Cela étant, il reste que l'argument de Jacques 2 décalque et contredit formellement la rhétorique de l'épître aux Romains, en reprenant ostensiblement les mêmes formules à l'envers. L'emploi symétrique des mêmes termes, et en particulier la leçon inverse tirée de la même référence à Abraham, ne sont pas dus au hasard.
Mais il faut se hâter d'ajouter que par cette démarche un tantinet sacrilège l'auteur de l'épître de Jacques vise moins Paul lui-même que les conséquences de son enseignement dans les Eglises qui se réclament de lui (Paul).
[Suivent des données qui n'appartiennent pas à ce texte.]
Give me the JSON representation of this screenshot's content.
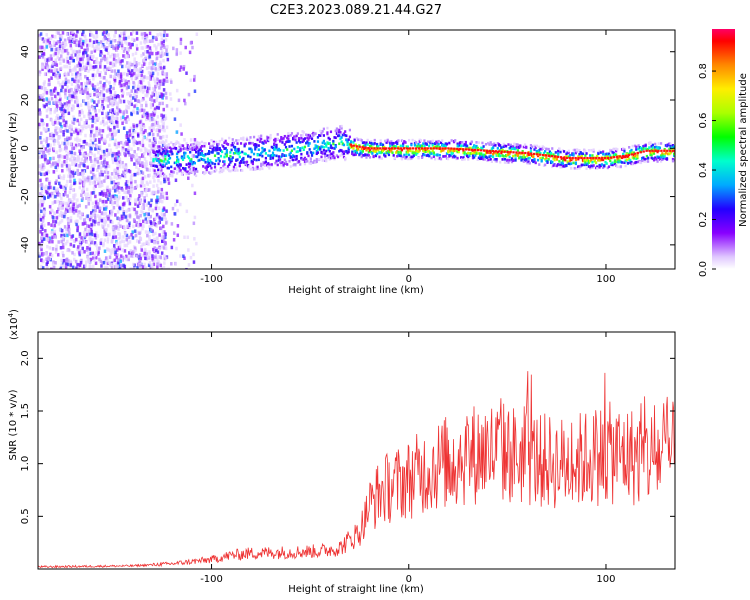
{
  "title": "C2E3.2023.089.21.44.G27",
  "chart_data": [
    {
      "type": "heatmap",
      "xlabel": "Height of straight line (km)",
      "ylabel": "Frequency (Hz)",
      "xlim": [
        -188,
        135
      ],
      "ylim": [
        -50,
        49
      ],
      "x_ticks": [
        "-100",
        "0",
        "100"
      ],
      "y_ticks": [
        "-40",
        "-20",
        "0",
        "20",
        "40"
      ],
      "colorbar": {
        "label": "Normalized spectral amplitude",
        "range": [
          0.0,
          0.97
        ],
        "ticks": [
          "0.0",
          "0.2",
          "0.4",
          "0.6",
          "0.8"
        ]
      },
      "ridge": {
        "x": [
          -110,
          -90,
          -70,
          -50,
          -35,
          -28,
          -20,
          -10,
          0,
          20,
          40,
          60,
          80,
          90,
          100,
          110,
          120,
          135
        ],
        "y": [
          -4,
          -2,
          -1,
          1,
          3,
          1,
          0,
          0,
          0,
          0,
          -1,
          -2,
          -4,
          -4,
          -4,
          -3,
          -1,
          -1
        ]
      }
    },
    {
      "type": "line",
      "xlabel": "Height of straight line (km)",
      "ylabel": "SNR (10 * v/v)",
      "y_multiplier": "(x10",
      "y_multiplier_exp": "4",
      "y_multiplier_close": ")",
      "xlim": [
        -188,
        135
      ],
      "ylim": [
        0,
        2.25
      ],
      "x_ticks": [
        "-100",
        "0",
        "100"
      ],
      "y_ticks": [
        "0.5",
        "1.0",
        "1.5",
        "2.0"
      ],
      "color": "#ee3333",
      "envelope": {
        "x": [
          -188,
          -140,
          -120,
          -100,
          -90,
          -80,
          -60,
          -45,
          -35,
          -25,
          -20,
          -15,
          -10,
          0,
          10,
          20,
          30,
          40,
          50,
          60,
          70,
          80,
          90,
          100,
          110,
          120,
          135
        ],
        "y": [
          0.02,
          0.03,
          0.05,
          0.09,
          0.13,
          0.15,
          0.16,
          0.17,
          0.2,
          0.35,
          0.6,
          0.72,
          0.78,
          0.85,
          0.95,
          1.02,
          1.08,
          1.12,
          1.1,
          1.05,
          1.02,
          1.0,
          1.05,
          1.1,
          1.08,
          1.05,
          1.1
        ]
      }
    }
  ]
}
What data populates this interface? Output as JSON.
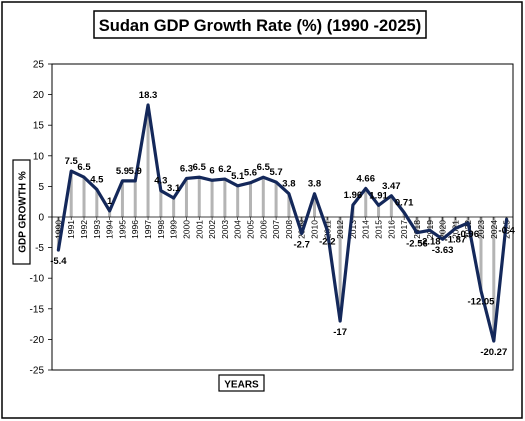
{
  "chart_data": {
    "type": "line",
    "title": "Sudan GDP Growth Rate (%) (1990 -2025)",
    "xlabel": "YEARS",
    "ylabel": "GDP GROWTH %",
    "ylim": [
      -25,
      25
    ],
    "yticks": [
      -25,
      -20,
      -15,
      -10,
      -5,
      0,
      5,
      10,
      15,
      20,
      25
    ],
    "grid": false,
    "legend": "none",
    "colors": {
      "line": "#14285a",
      "bar": "#b4b4b4",
      "frame": "#000000"
    },
    "categories": [
      "1990",
      "1991",
      "1992",
      "1993",
      "1994",
      "1995",
      "1996",
      "1997",
      "1998",
      "1999",
      "2000",
      "2001",
      "2002",
      "2003",
      "2004",
      "2005",
      "2006",
      "2007",
      "2008",
      "2009",
      "2010",
      "2011",
      "2012",
      "2013",
      "2014",
      "2015",
      "2016",
      "2017",
      "2018",
      "2019",
      "2020",
      "2021",
      "2022",
      "2023",
      "2024",
      "2025"
    ],
    "values": [
      -5.4,
      7.5,
      6.5,
      4.5,
      1,
      5.9,
      5.9,
      18.3,
      4.3,
      3.1,
      6.3,
      6.5,
      6,
      6.2,
      5.1,
      5.6,
      6.5,
      5.7,
      3.8,
      -2.7,
      3.8,
      -2.2,
      -17,
      1.96,
      4.66,
      1.91,
      3.47,
      0.71,
      -2.56,
      -2.18,
      -3.63,
      -1.87,
      -0.96,
      -12.05,
      -20.27,
      -0.4
    ],
    "data_labels": [
      "-5.4",
      "7.5",
      "6.5",
      "4.5",
      "1",
      "5.9",
      "5.9",
      "18.3",
      "4.3",
      "3.1",
      "6.3",
      "6.5",
      "6",
      "6.2",
      "5.1",
      "5.6",
      "6.5",
      "5.7",
      "3.8",
      "-2.7",
      "3.8",
      "-2.2",
      "-17",
      "1.96",
      "4.66",
      "1.91",
      "3.47",
      "0.71",
      "-2.56",
      "-2.18",
      "-3.63",
      "-1.87",
      "-0.96",
      "-12.05",
      "-20.27",
      "-0.4"
    ]
  }
}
L'accent mis sur la foi a débouché sur une pratique ecclésiale qui fait la part belle à la doctrine et aux "docteurs", qui donne priorité à la parole entendue et crue sur l'action (voir 1,22-25 et le chapitre 3); d'autre part la structure des Eglises pauliniennes les fait dépendre de riches protecteurs ou "patrons" qui accueillent l'assemblée "dans leur maison" et lui confèrent ainsi un statut social, dans le cadre du clientélisme romain: dans ce contexte, les "riches" ont évidemment plus de poids et d'honneur que les pauvres (voir le début du chapitre 2, et les reprises de ce thème en 1,9-11 et 5,1ss). Bref, on a des Eglises qui se disputent à qui mieux mieux sur "ce qu'il faut croire" et qui dans le même temps reproduisent les schémas sociaux du "monde" (cf. 1,26s et 4,1-4), sans jamais les remettre en question. Or la racine du "mal" est bien objectivement dans l'enseignement de Paul, qui fait de la "foi" et du "salut" une affaire exclusivement religieuse, et qui prône le statu quo en matière sociale (cf. 1 Corinthiens 7) -- même si ce n'était pas ce que Paul espérait de la "foi", qui garde chez lui la force d'un principe d'action.
Je ne saurais trop recommander le commentaire de François Vouga sur l'épître de Jacques, que j'ai trouvé très éclairant pour ma part. Le rapport de cette épître au paulinisme se comprend mieux quand on considère sa cohérence d'ensemble, et pas seulement le passage le plus visiblement antagoniste (2,14-24).